With less than two weeks to go before Election Day, Americans look to decide who will be president of the United States for the next four years. Author and TIME Magazine Editor-at-Large David Von Drehle decided to look at a president from almost 150 years ago in his new cover piece for the magazine, title “What Would Lincoln Do?”

“As Obama and Mitt Romney reach the final hours of their race for the heavy prize of leading a polarized America through its next four years of challenges, they - and we - could learn a lot from the Lincoln of 1862,” he writes.

The article previews Von Drehle’s new book, “Rise to Greatness: Abraham Lincoln and America’s Most Perilous Year.” Von Drehle joins Soledad O’Brien on “Starting Point” this morning to talk about how this year’s presidential candidate could learn a thing or two from Abe.

Von Drehle describes the challenges Lincoln faced in 1862 and all he accomplished by the end of it. He lists the crises associated with the South winning its independence while having control of the cotton industry, great military leadership, and a large expanse of real estate. “And here was this unschooled frontier lawyer, working with virtually no military experience, trying to raise an army from 16,000 to half a million in a year, to go and somehow force these people back into the union. And people said that’s impossible,” Von Drehle says. “By the end of the year he had signed the Emancipation Proclamation.”

Von Drehle credits President Lincoln’s achievement to “incredible patience, incredible moderation.” “He worked from the center out,” Von Drehle says. “He started with union, and built out, built out, built out.”

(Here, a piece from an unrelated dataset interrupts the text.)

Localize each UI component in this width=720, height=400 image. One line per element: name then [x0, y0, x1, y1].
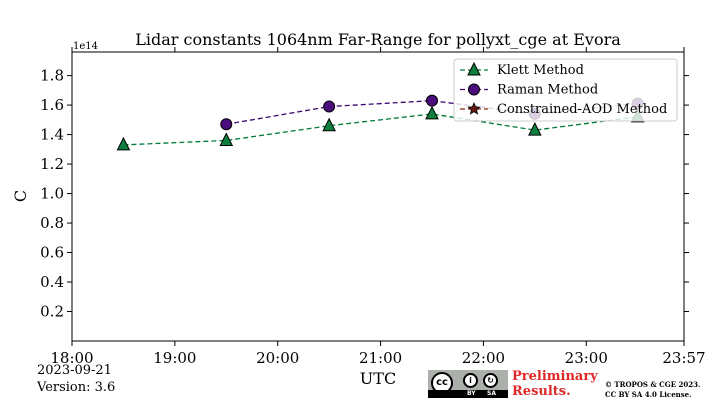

Columnist and Best-selling author Suzy Welch asks what leader could lead with patience today, especially with the excess of social media out there. “He had more media than we think he did,” Von Drehle aswers. Each city had several newspapers, “and they were as partisan as any blogs or websites today.” Although they would try to twist his words, “his message discipline was incredible,” Von Drehle says, “so that what went out from him was exactly what he wanted to say at any given time.”

“He had one conviction, which was he was going to save the United States of America” Von Drehle says. “And anything that got him there, he would try it.”